Devin Thorpe’s life story is proof that no matter who, or what, tries to stop you, we all have "a calling," or a purpose, and we can all accomplish it eventually – even if we take a few detours along the way.
Ever since he was a boy, Thorpe wanted to write and give back to society in some way. However, his father did not approve, and urged him to follow the more lucrative field of finance instead. Eventually though, after serving as the CFO of the third largest company on the 2009 Inc. 500 list, and founding and leading an NASD-registered investment bank, Thorpe rerouted himself to the original path his heart always longed for.
After nearly three decades, he finally achieved his lifelong dream. So far, he has written five books focusing on how to use money for good, he is a Forbes columnist, runs his own YouTube show, and is an overall champion of social good.
Thorpe was born and raised in Salt Lake City, Utah – the eldest out of five brothers and sisters. He remembers the first time he felt a calling to his destiny was when he was 11 years old. A dam in Idaho had been damaged by a flood, and his dad asked if he would go and help him dig muck out of some basements. Although he didn’t want to at first, the feeling he received after helping those in need was a reward so big that it kept him wanting more.
“Ever since then, I vowed I’d never miss an opportunity to serve,” says Thorpe.
He continues to explain his career path developed “sort of happenstance.”
“My first career ambition in high school was to be an author, and my dad said, ‘That’s not a career...’He totally shut it down,” says Thorpe. “Then I thought about going into education, maybe getting a PhD and becoming a principal. My dad said, ‘No, you have to do something to make more money.’”
Feeling down, Thorpe followed his dad’s advice and got a job at a bank, at 21, while studying finance at the University of Utah. Afterwards, he got an internship at the U.S. Senate Committee on Banking.
“It was a different perspective on the same industry,” says Thorpe. “After five to six years, I got an MBA [from Cornell University] – which was another new perspective. I ran and launched a mortgage company and had a really good, solid finance career, but I don’t think I was exceptional or great, and it didn’t cover the youthful ambition I had.”

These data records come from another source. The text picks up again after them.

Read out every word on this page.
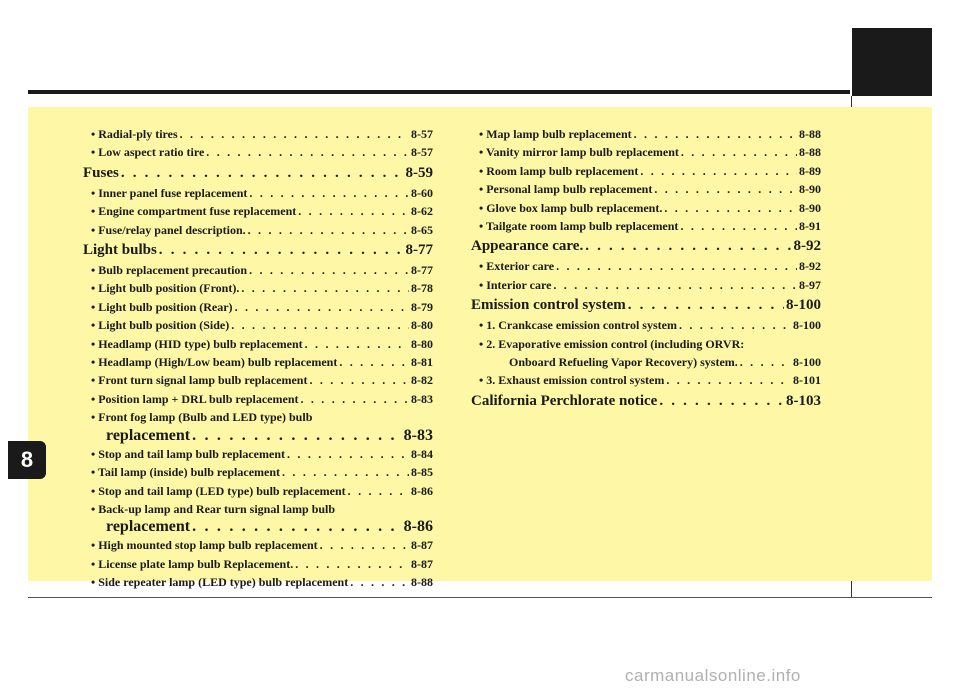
8
• Radial-ply tires . . .	8-57
• Low aspect ratio tire . . .	8-57
Fuses . . .	8-59
• Inner panel fuse replacement . . .	8-60
• Engine compartment fuse replacement . . .	8-62
• Fuse/relay panel description. . . .	8-65
Light bulbs . . .	8-77
• Bulb replacement precaution . . .	8-77
• Light bulb position (Front). . . .	8-78
• Light bulb position (Rear) . . .	8-79
• Light bulb position (Side) . . .	8-80
• Headlamp (HID type) bulb replacement . . .	8-80
• Headlamp (High/Low beam) bulb replacement . . .	8-81
• Front turn signal lamp bulb replacement . . .	8-82
• Position lamp + DRL bulb replacement . . .	8-83
• Front fog lamp (Bulb and LED type) bulb
replacement . . .	8-83
• Stop and tail lamp bulb replacement . . .	8-84
• Tail lamp (inside) bulb replacement . . .	8-85
• Stop and tail lamp (LED type) bulb replacement . . .	8-86
• Back-up lamp and Rear turn signal lamp bulb
replacement . . .	8-86
• High mounted stop lamp bulb replacement . . .	8-87
• License plate lamp bulb Replacement. . . .	8-87
• Side repeater lamp (LED type) bulb replacement . . .	8-88
• Map lamp bulb replacement . . .	8-88
• Vanity mirror lamp bulb replacement . . .	8-88
• Room lamp bulb replacement . . .	8-89
• Personal lamp bulb replacement . . .	8-90
• Glove box lamp bulb replacement. . . .	8-90
• Tailgate room lamp bulb replacement . . .	8-91
Appearance care. . . .	8-92
• Exterior care . . .	8-92
• Interior care . . .	8-97
Emission control system . . .	8-100
• 1. Crankcase emission control system . . .	8-100
• 2. Evaporative emission control (including ORVR:
Onboard Refueling Vapor Recovery) system. . . .	8-100
• 3. Exhaust emission control system . . .	8-101
California Perchlorate notice . . .	8-103
carmanualsonline.info
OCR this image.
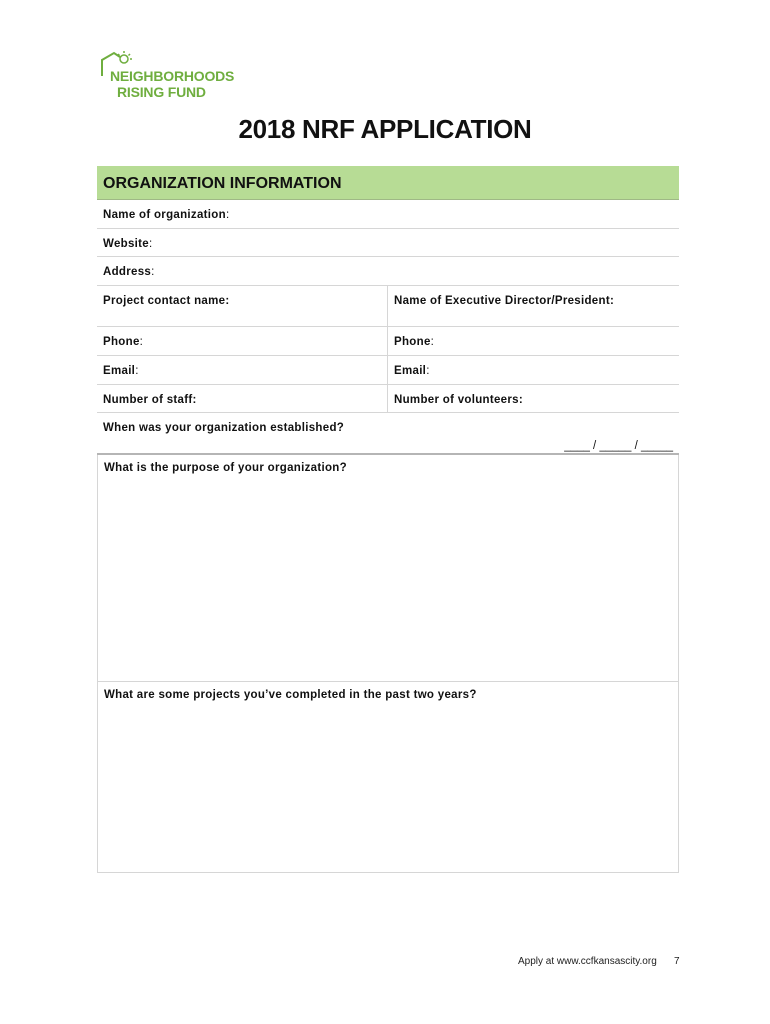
NEIGHBORHOODS
RISING FUND
2018 NRF APPLICATION
ORGANIZATION INFORMATION
Name of organization:
Website:
Address:
Project contact name:	Name of Executive Director/President:
Phone:	Phone:
Email:	Email:
Number of staff:	Number of volunteers:
When was your organization established?
____ / _____ / _____
What is the purpose of your organization?
What are some projects you’ve completed in the past two years?
Apply at www.ccfkansascity.org 7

In 1997, he decided to finally go for his original dream and write his first book.
“It was rejected by a bunch of publishers, so I decided to self-publish, but I realized I had to get a ‘real job’ first, so I put it on hold,” says Thorpe. “I thought to myself it will get easier one day to self-publish.”
In 2011, he got fired from his job as the CFO at a food and beverage company, but that was the final catalyst he needed to build a full-time occupation around helping people around the world.
“I went to China with my wife to teach,” says Thorpe. “I gathered all my papers with me, and I updated the book I had been working on, ‘Financial Planning.’ When I came back, I hired a publicist who connected me with Forbes.”
Then, he started his Youtube channel called, “Your Mark on the World,” where he has interviewed more than 600 celebrities, CEO’s, billionaires, and others, who are aiming to make a difference in the world. He says he's also about to introduce a new online course on crowdfunding for nonprofits.
“I also enjoy speaking,” says Thorpe, who in a typical month speaks at various conferences, and workshops, worldwide. “A typical week is Mondays I tend to do a lot of writing. Tuesdays, more writing and interviews for my show. I share those interviews on podcasts…Thursdays, more interviews, Friday is catch up day and networking, and I also volunteer 20 hours a week at my Rotary district.”
He explains that when he is writing about topics he is passionate about, the words just seem to leap out.
“Most of the time though, it feels closer to homework,” says Thorpe. “I love the interviews and I love speaking. Speaking takes a tremendous amount of time. The challenge is getting people to say, ‘Wow!’ If your audience is not wanting to tweet, you’re not great. It’s hard to be great. It takes many hours of preparation.”
He says his proudest moment of his career so far was a speech he gave at the United Nations last fall.
“Ban Ki Moon couldn’t make it, so the deputy and I were the keynote speakers,” says Thorpe. “I was glad to get the business leaders in attendance genuinely excited to use business for good.”
Does he have any major regrets in life which he wishes he handled differently?
“I think back, and I think of the times I listened to my dad when I really shouldn’t have,” says Thorpe. “It’s really important to follow your bliss. Only people who are truly passionate, make that leap from good to great. I never had that for finance.”
Being a dad himself to a 28-year-old, he has enjoyed the process of watching his son grow.
“While I think I’ve avoided some parenting mistakes my dad made, I’m sure I’ve made others, or perhaps even reversed my dad’s mistakes, encouraging my son to be more entrepreneurial than he’d like.”